Ecuador | Nummer 294 - Dezember 1998

Der „gewonnene Frieden“

Der Grenzkonflikt könnte nach und nach an Brisanz verlieren

Mit der Unterzeichnung eines Friedensvertrages zwischen Ecuador und Peru am 26. Oktober 1998 ist die Hoffnung auf einen endgültigen Schlußstrich unter den seit der Unabhängigkeit der Staaten schwelenden Grenzkonflikt so berechtigt wie nie zuvor. Allerdings bestätigt der Vertrag das sogenannte Protokoll von Rio de Janeiro, einen Schiedsspruch der vier Garantenstaaten Brasilien, Argentinien, Chile und den USA aus dem Jahre 1942, mit dem bereits damals eine tragfähige Lösung erzielt werden sollte. Ganz im Gegenteil belastete dieser Vertrag „über Frieden, Freundschaft und Grenzen“ die bilateralen Beziehungen in den folgenden Jahrzehnten um so mehr. Und auch das neue Urteil hat seine Feuertaufe noch vor sich.

Elisabeth Schumann

Alles hat seine Zeit.“ Mit diesen feierlichen Worten begann Ecuadors Präsident Jamil Mahuad seine Rede anläßlich der Unterzeichnung des ecuadorianisch-peruanischen Friedensvertrages am 26. Oktober in der brasilianischen Hauptstadt Brasilia. Daß die Zeit des Friedens allerdings so schnell kommen würde, können viele noch immer nicht so richtig glauben.

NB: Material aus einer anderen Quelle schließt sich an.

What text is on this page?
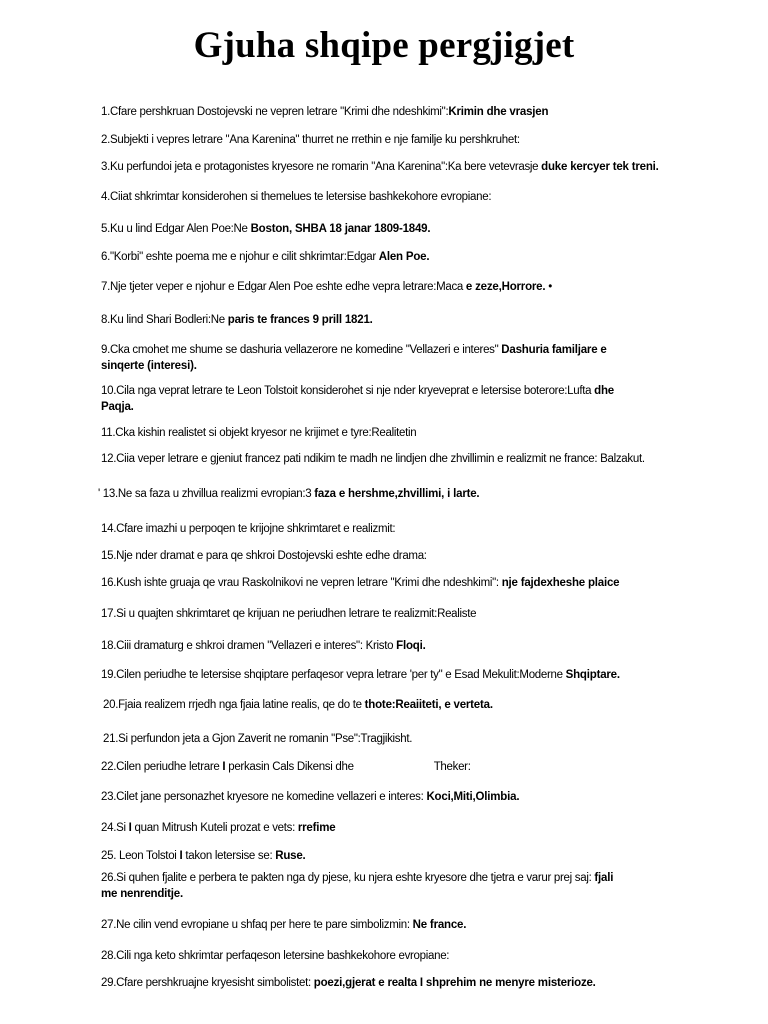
Gjuha shqipe pergjigjet
1.Cfare pershkruan Dostojevski ne vepren letrare "Krimi dhe ndeshkimi":Krimin dhe vrasjen
2.Subjekti i vepres letrare "Ana Karenina" thurret ne rrethin e nje familje ku pershkruhet:
3.Ku perfundoi jeta e protagonistes kryesore ne romarin "Ana Karenina":Ka bere vetevrasje duke kercyer tek treni.
4.Ciiat shkrimtar konsiderohen si themelues te letersise bashkekohore evropiane:
5.Ku u lind Edgar Alen Poe:Ne Boston, SHBA 18 janar 1809-1849.
6."Korbi" eshte poema me e njohur e cilit shkrimtar:Edgar Alen Poe.
7.Nje tjeter veper e njohur e Edgar Alen Poe eshte edhe vepra letrare:Maca e zeze,Horrore. •
8.Ku lind Shari Bodleri:Ne paris te frances 9 prill 1821.
9.Cka cmohet me shume se dashuria vellazerore ne komedine "Vellazeri e interes" Dashuria familjare e sinqerte (interesi).
10.Cila nga veprat letrare te Leon Tolstoit konsiderohet si nje nder kryeveprat e letersise boterore:Lufta dhe Paqja.
11.Cka kishin realistet si objekt kryesor ne krijimet e tyre:Realitetin
12.Ciia veper letrare e gjeniut francez pati ndikim te madh ne lindjen dhe zhvillimin e realizmit ne france: Balzakut.
' 13.Ne sa faza u zhvillua realizmi evropian:3 faza e hershme,zhvillimi, i larte.
14.Cfare imazhi u perpoqen te krijojne shkrimtaret e realizmit:
15.Nje nder dramat e para qe shkroi Dostojevski eshte edhe drama:
16.Kush ishte gruaja qe vrau Raskolnikovi ne vepren letrare "Krimi dhe ndeshkimi": nje fajdexheshe plaice
17.Si u quajten shkrimtaret qe krijuan ne periudhen letrare te realizmit:Realiste
18.Ciii dramaturg e shkroi dramen "Vellazeri e interes": Kristo Floqi.
19.Cilen periudhe te letersise shqiptare perfaqesor vepra letrare 'per ty" e Esad Mekulit:Moderne Shqiptare.
20.Fjaia realizem rrjedh nga fjaia latine realis, qe do te thote:Reaiiteti, e verteta.
21.Si perfundon jeta a Gjon Zaverit ne romanin "Pse":Tragjikisht.
22.Cilen periudhe letrare I perkasin Cals Dikensi dhe	Theker:
23.Cilet jane personazhet kryesore ne komedine vellazeri e interes: Koci,Miti,Olimbia.
24.Si I quan Mitrush Kuteli prozat e vets: rrefime
25. Leon Tolstoi I takon letersise se: Ruse.
26.Si quhen fjalite e perbera te pakten nga dy pjese, ku njera eshte kryesore dhe tjetra e varur prej saj: fjali me nenrenditje.
27.Ne cilin vend evropiane u shfaq per here te pare simbolizmin: Ne france.
28.Cili nga keto shkrimtar perfaqeson letersine bashkekohore evropiane:
29.Cfare pershkruajne kryesisht simbolistet: poezi,gjerat e realta I shprehim ne menyre misterioze.
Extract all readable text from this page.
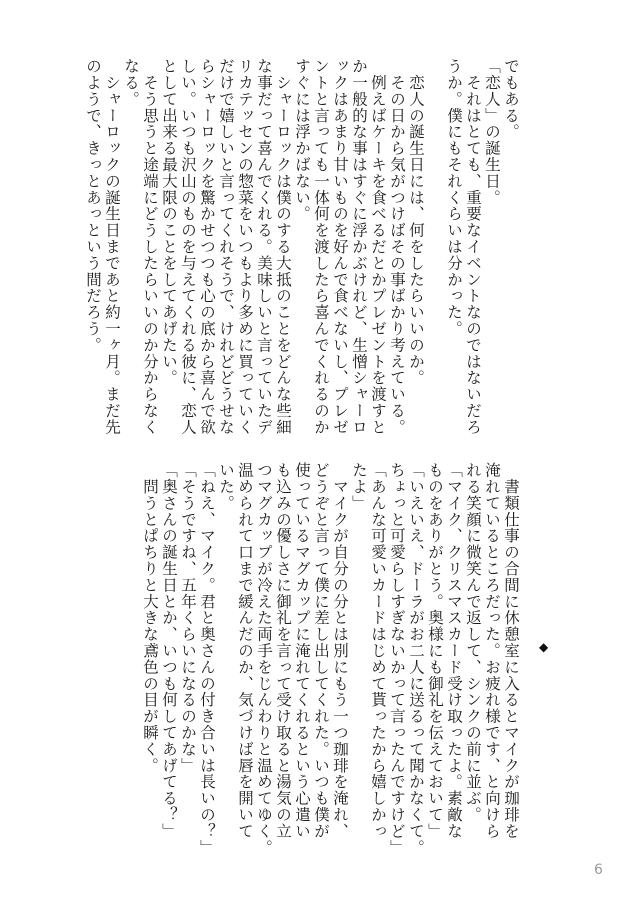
でもある。
「恋人」の誕生日。
　それはとても、重要なイベントなのではないだろ
うか。僕にもそれくらいは分かった。
　恋人の誕生日には、何をしたらいいのか。
　その日から気がつけばその事ばかり考えている。
　例えばケーキを食べるだとかプレゼントを渡すと
か一般的な事はすぐに浮かぶけれど、生憎シャーロ
ックはあまり甘いものを好んで食べないし、プレゼ
ントと言っても一体何を渡したら喜んでくれるのか
すぐには浮かばない。
　シャーロックは僕のする大抵のことをどんな些細
な事だって喜んでくれる。美味しいと言っていたデ
リカテッセンの惣菜をいつもより多めに買っていく
だけで嬉しいと言ってくれそうで、けれどどうせな
らシャーロックを驚かせつつも心の底から喜んで欲
しい。いつも沢山のものを与えてくれる彼に、恋人
として出来る最大限のことをしてあげたい。
　そう思うと途端にどうしたらいいのか分からなく
なる。
　シャーロックの誕生日まであと約一ヶ月。まだ先
のようで、きっとあっという間だろう。
◆
　書類仕事の合間に休憩室に入るとマイクが珈琲を
淹れているところだった。お疲れ様です、と向けら
れる笑顔に微笑んで返して、シンクの前に並ぶ。
「マイク、クリスマスカード受け取ったよ。素敵な
ものをありがとう。奥様にも御礼を伝えておいて」
「いえいえ、ドーラがお二人に送るって聞かなくて。
ちょっと可愛らしすぎないかって言ったんですけど」
「あんな可愛いカードはじめて貰ったから嬉しかっ
たよ」
　マイクが自分の分とは別にもう一つ珈琲を淹れ、
どうぞと言って僕に差し出してくれた。いつも僕が
使っているマグカップに淹れてくれるという心遣い
も込みの優しさに御礼を言って受け取ると湯気の立
つマグカップが冷えた両手をじんわりと温めてゆく。
温められて口まで緩んだのか、気づけば唇を開いて
いた。
「ねえ、マイク。君と奥さんの付き合いは長いの？」
「そうですね、五年くらいになるのかな」
「奥さんの誕生日とか、いつも何してあげてる？」
　問うとぱちりと大きな鳶色の目が瞬く。
6
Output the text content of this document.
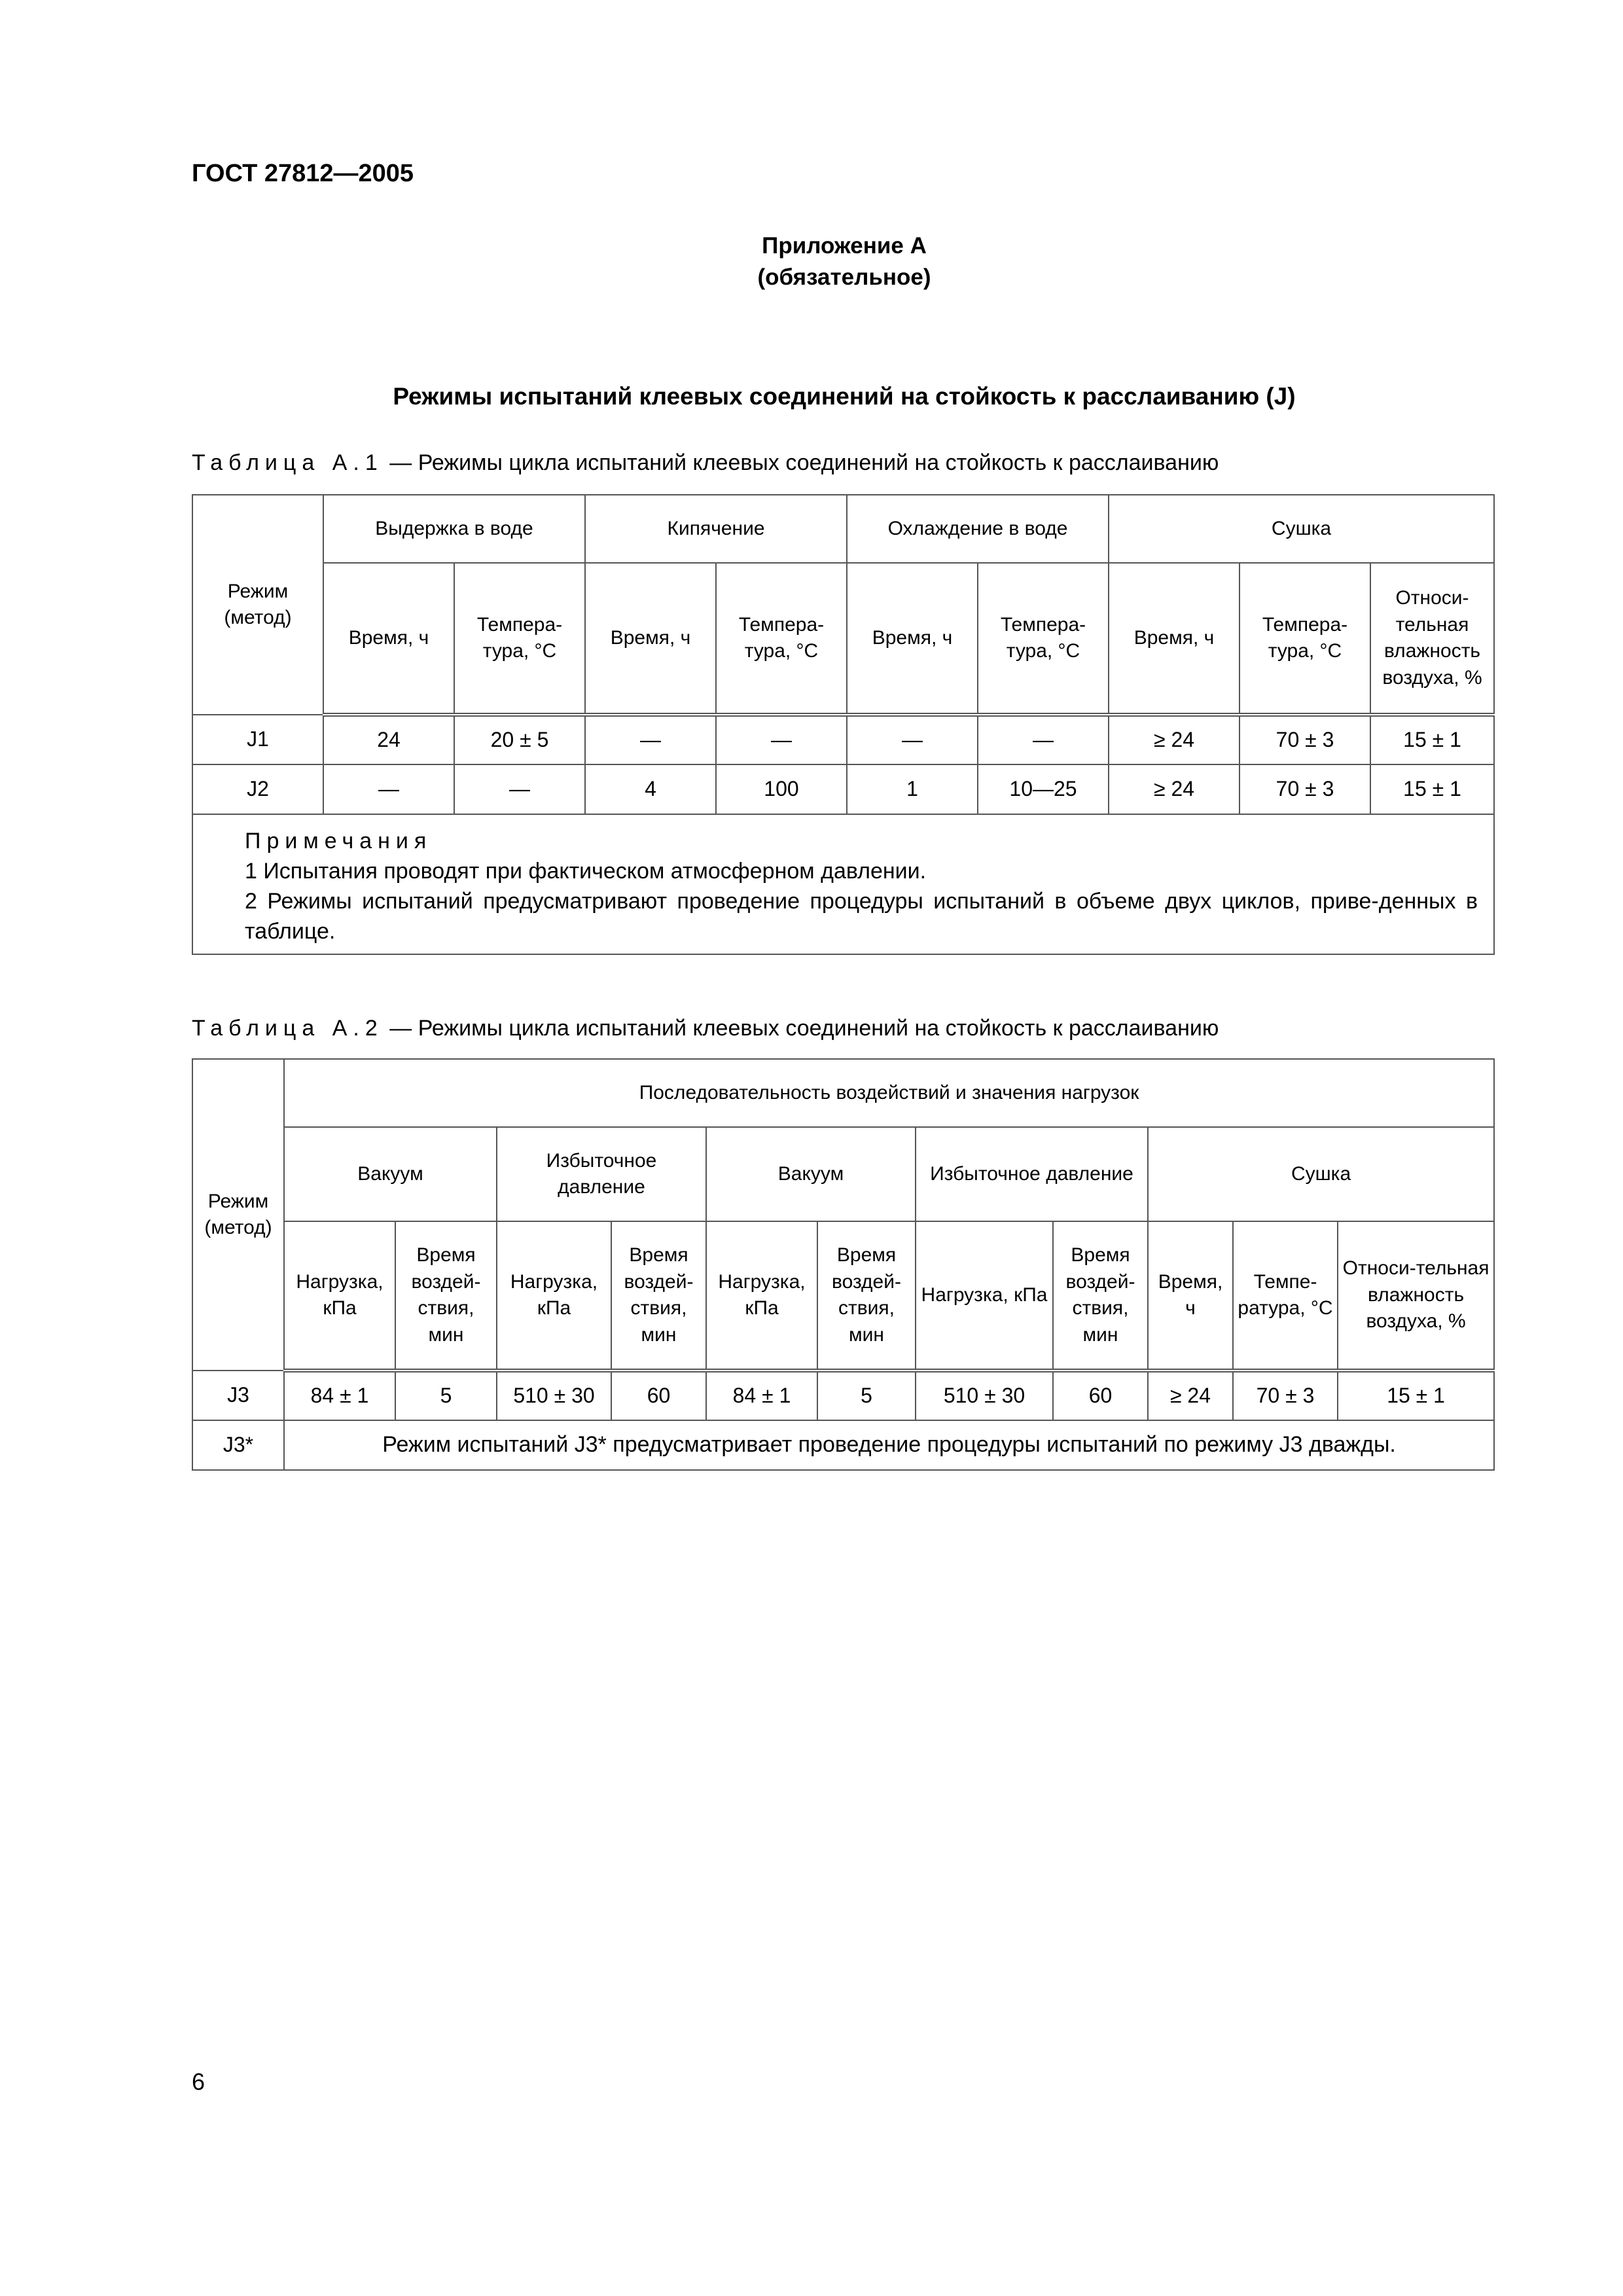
ГОСТ 27812—2005
Приложение А
(обязательное)
Режимы испытаний клеевых соединений на стойкость к расслаиванию (J)
Таблица А.1 — Режимы цикла испытаний клеевых соединений на стойкость к расслаиванию
Режим (метод)	Выдержка в воде		Кипячение		Охлаждение в воде		Сушка		
	Время, ч	Темпера-тура, °С	Время, ч	Темпера-тура, °С	Время, ч	Темпера-тура, °С	Время, ч	Темпера-тура, °С	Относи-тельная влажность воздуха, %
J1	24	20 ± 5	—	—	—	—	≥ 24	70 ± 3	15 ± 1
J2	—	—	4	100	1	10—25	≥ 24	70 ± 3	15 ± 1

Примечания
1 Испытания проводят при фактическом атмосферном давлении.
2 Режимы испытаний предусматривают проведение процедуры испытаний в объеме двух циклов, приве-денных в таблице.									
Таблица А.2 — Режимы цикла испытаний клеевых соединений на стойкость к расслаиванию
Режим (метод)	Последовательность воздействий и значения нагрузок										
	Вакуум		Избыточное давление		Вакуум		Избыточное давление		Сушка		
	Нагрузка, кПа	Время воздей-ствия, мин	Нагрузка, кПа	Время воздей-ствия, мин	Нагрузка, кПа	Время воздей-ствия, мин	Нагрузка, кПа	Время воздей-ствия, мин	Время, ч	Темпе-ратура, °С	Относи-тельная влажность воздуха, %
J3	84 ± 1	5	510 ± 30	60	84 ± 1	5	510 ± 30	60	≥ 24	70 ± 3	15 ± 1
J3*	Режим испытаний J3* предусматривает проведение процедуры испытаний по режиму J3 дважды.										
6
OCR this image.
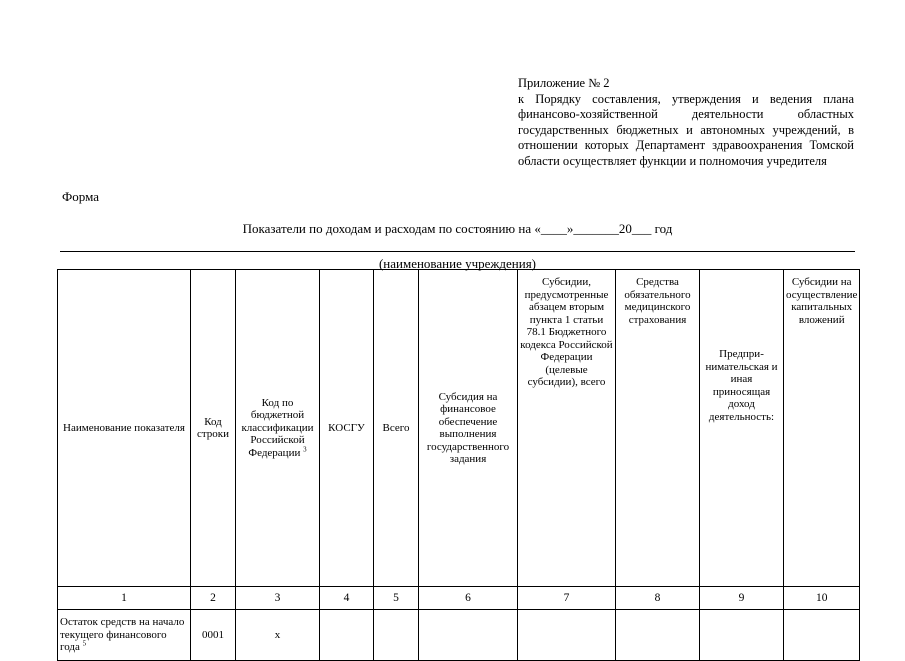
Приложение № 2
к Порядку составления, утверждения и ведения плана финансово-хозяйственной деятельности областных государственных бюджетных и автономных учреждений, в отношении которых Департамент здравоохранения Томской области осуществляет функции и полномочия учредителя
Форма
Показатели по доходам и расходам по состоянию на «____»_______20___ год
(наименование учреждения)
Наименование показателя	Код строки	Код по бюджетной классификации Российской Федерации $^3$	КОСГУ	Всего	Субсидия на финансовое обеспечение выполнения государственного задания	Субсидии, предусмотренные абзацем вторым пункта 1 статьи 78.1 Бюджетного кодекса Российской Федерации (целевые субсидии), всего	Средства обязательного медицинского страхования	Предпри-нимательская и иная приносящая доход деятельность:	Субсидии на осуществление капитальных вложений
1	2	3	4	5	6	7	8	9	10
Остаток средств на начало текущего финансового года $^5$	0001	х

Nur 77 Tage nach seinem Amtsantritt am 10. August besiegelte Mahuad per Händedruck mit seinem peruanischen Amtskollegen Alberto Fujimori das Ende eines Grenzkonflikts, dessen Ursachen bis in die Kolonialzeit zurückreichen und der die Beziehungen der beiden Andenstaaten in den letzten 168 Jahren dominiert hat.
Sicherlich: Dieser Friedensvertrag ist undenkbar ohne die langfristige Annäherungspolitik der beiden Staaten seit Ende der 80er Jahre, die 1992 den ersten Besuch eines peruanischen Staatsoberhaupts in Ecuador möglich machte. Oder ohne die bilateralen Kommissionsgespräche und konkreten Verhandlungen seit Februar 1995 nach der letzten militärischen Eskalation in der Cordillera del Cóndor. Und auch das diplomatische Engagement der vier Garantenstaaten Argentinien, Brasilien, Chile und den USA hat entscheidenden Anteil an dem Vertragsabschluß; sie brach ten mit ihrer Vermittlung die ins Stocken geratenen Verhandlungen nun doch noch zu einem Abschluß.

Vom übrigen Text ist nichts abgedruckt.